A L4 Venture Builder, fundo de investimentos em startups da B3, aportou US$ 9,5 milhões (cerca de R$ 50 milhões) na CAF, especializada em identidade digital e prevenção de golpes. A IDtech aplica biometria, prova de vida e verificação de autenticidade de documentos para grandes bancos, fintechs e outras gigantes com transações de pagamentos, como Vivo, Localiza, iFood Pago e Magalu.

Os recursos serão usados para desenvolver ferramentas contra deep fakes e manipulações digitais feitas por inteligência artificial, além do uso de agentes com a própria tecnologia generativa para validar processos de empresas clientes, ganhando eficiência e escala.

“Esse investimento chega em um momento crucial porque o mercado está em forte transformação, com aumento dramático de fraudes com IA, que cresceram 700% globalmente no último ano”, diz Jason Howard, CEO da CAF. “Em 2024, os documentos digitais manipulados por IA superaram, pela primeira vez, as falsificações físicas.”

Os recentes ataques hackers a empresas de diferentes setores reforçam a relevância dessas soluções, diz Pedro Meduna, sócio-cofundador da L4, que busca teses ligadas à confiança. O mandato permite investir em empresas no Brasil e no exterior, em diferentes estágios e setores – da energia ao agro, do mercado imobiliário ao financeiro.

No caso da CAF, um dos atrativos foi o “efeito de rede” por atender inclusive grupos concorrentes. “É como um Lego. Cada cliente monta a solução conforme seu nível de exigência e, quanto mais clientes usam, mais robusta a plataforma fica. É o network effect.” O desafio, diz o CEO, é barrar os fraudadores, mas também garantir que os bons clientes tenham acesso sem barreiras.
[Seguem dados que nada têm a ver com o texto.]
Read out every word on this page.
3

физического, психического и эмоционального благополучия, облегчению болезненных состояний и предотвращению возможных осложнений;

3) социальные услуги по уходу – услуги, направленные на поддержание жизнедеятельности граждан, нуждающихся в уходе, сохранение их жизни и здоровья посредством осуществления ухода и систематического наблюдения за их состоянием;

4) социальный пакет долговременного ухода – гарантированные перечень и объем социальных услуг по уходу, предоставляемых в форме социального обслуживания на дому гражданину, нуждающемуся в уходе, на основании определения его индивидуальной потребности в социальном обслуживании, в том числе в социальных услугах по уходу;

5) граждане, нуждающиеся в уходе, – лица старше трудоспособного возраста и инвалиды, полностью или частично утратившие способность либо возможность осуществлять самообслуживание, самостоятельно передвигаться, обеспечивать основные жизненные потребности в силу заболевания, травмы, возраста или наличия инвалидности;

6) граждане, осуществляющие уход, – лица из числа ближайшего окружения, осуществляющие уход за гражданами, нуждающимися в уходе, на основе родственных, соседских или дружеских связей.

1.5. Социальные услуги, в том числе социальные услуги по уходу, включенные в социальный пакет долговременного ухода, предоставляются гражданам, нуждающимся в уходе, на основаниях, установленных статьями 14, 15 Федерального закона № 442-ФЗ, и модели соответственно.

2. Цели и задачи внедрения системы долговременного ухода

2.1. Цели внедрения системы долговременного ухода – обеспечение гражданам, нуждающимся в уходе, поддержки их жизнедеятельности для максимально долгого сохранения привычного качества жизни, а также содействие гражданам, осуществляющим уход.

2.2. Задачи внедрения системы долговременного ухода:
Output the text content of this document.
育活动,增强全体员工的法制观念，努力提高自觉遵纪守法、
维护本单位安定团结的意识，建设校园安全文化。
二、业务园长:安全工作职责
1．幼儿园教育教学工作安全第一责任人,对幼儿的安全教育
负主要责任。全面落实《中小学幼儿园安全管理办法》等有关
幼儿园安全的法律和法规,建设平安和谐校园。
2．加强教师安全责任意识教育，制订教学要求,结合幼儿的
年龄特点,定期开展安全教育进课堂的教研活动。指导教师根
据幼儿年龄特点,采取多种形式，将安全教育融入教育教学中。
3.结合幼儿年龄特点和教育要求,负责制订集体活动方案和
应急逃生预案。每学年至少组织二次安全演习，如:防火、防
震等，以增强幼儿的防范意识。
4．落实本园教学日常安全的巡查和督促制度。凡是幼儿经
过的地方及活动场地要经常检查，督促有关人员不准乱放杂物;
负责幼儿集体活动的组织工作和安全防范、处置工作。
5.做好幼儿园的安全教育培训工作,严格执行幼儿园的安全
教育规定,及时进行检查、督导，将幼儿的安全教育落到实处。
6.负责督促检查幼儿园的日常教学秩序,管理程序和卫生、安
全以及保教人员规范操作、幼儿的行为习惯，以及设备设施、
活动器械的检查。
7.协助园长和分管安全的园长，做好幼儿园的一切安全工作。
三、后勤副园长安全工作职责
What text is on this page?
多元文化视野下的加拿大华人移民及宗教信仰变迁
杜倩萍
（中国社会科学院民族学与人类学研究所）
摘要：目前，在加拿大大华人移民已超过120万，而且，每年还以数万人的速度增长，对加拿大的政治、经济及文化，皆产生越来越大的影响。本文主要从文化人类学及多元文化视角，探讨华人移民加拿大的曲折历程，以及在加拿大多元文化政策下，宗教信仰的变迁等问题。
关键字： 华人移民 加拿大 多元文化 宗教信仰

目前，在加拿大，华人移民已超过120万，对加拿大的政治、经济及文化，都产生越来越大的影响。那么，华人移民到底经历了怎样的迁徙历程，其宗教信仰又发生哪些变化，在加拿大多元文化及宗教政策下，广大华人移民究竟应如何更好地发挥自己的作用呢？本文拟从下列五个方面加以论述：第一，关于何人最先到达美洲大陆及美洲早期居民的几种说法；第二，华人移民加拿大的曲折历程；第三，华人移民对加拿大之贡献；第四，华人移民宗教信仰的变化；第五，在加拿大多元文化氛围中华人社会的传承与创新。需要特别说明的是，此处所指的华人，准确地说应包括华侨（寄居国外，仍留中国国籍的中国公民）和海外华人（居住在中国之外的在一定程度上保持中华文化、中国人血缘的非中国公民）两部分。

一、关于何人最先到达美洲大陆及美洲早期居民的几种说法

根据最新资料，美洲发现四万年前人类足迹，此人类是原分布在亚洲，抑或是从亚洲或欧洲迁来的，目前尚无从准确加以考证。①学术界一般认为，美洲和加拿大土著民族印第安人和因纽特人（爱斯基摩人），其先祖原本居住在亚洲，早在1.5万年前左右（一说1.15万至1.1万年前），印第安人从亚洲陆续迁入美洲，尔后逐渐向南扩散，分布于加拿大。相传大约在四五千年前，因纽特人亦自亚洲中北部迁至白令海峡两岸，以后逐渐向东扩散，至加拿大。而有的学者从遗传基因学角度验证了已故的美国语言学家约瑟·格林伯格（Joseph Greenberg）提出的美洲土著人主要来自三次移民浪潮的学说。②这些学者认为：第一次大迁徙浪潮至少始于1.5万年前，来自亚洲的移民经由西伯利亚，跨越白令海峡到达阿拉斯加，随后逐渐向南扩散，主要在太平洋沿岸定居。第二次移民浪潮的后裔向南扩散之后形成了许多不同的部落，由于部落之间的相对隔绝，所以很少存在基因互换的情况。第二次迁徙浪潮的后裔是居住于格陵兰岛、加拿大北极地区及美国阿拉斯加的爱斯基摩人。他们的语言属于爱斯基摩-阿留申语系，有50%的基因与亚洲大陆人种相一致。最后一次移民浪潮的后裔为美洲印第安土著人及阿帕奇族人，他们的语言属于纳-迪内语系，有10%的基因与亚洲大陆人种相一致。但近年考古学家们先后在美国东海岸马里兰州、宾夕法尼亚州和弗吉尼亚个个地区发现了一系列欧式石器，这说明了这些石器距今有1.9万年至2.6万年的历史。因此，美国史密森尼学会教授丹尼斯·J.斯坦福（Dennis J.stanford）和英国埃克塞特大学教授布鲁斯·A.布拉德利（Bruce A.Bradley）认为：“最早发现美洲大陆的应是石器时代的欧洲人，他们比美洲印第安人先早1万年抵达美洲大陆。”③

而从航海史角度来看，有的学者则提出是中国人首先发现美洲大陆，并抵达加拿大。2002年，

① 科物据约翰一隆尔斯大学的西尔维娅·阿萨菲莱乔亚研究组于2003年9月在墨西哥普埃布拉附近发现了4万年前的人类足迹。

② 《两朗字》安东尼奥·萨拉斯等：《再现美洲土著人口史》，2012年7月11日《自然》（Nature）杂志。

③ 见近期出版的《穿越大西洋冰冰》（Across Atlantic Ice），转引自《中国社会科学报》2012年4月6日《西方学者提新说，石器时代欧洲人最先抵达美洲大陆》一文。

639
Ele avalia que os brasileiros são muito abertos a novas tecnologias, em diversos casos com adoção mais rápida do que nos Estados Unidos ou na Europa, ainda que a alta incidência de golpes no país também aumente a demanda pelas ferramentas.

Howard fica baseado em Austin, no Texas, mas viaja a São Paulo com frequência, já que o foco da expansão das receitas, que ele espera manter em 80% ao ano com o novo aporte, está em Brasil e América Latina, essa última por demanda dos próprios clientes.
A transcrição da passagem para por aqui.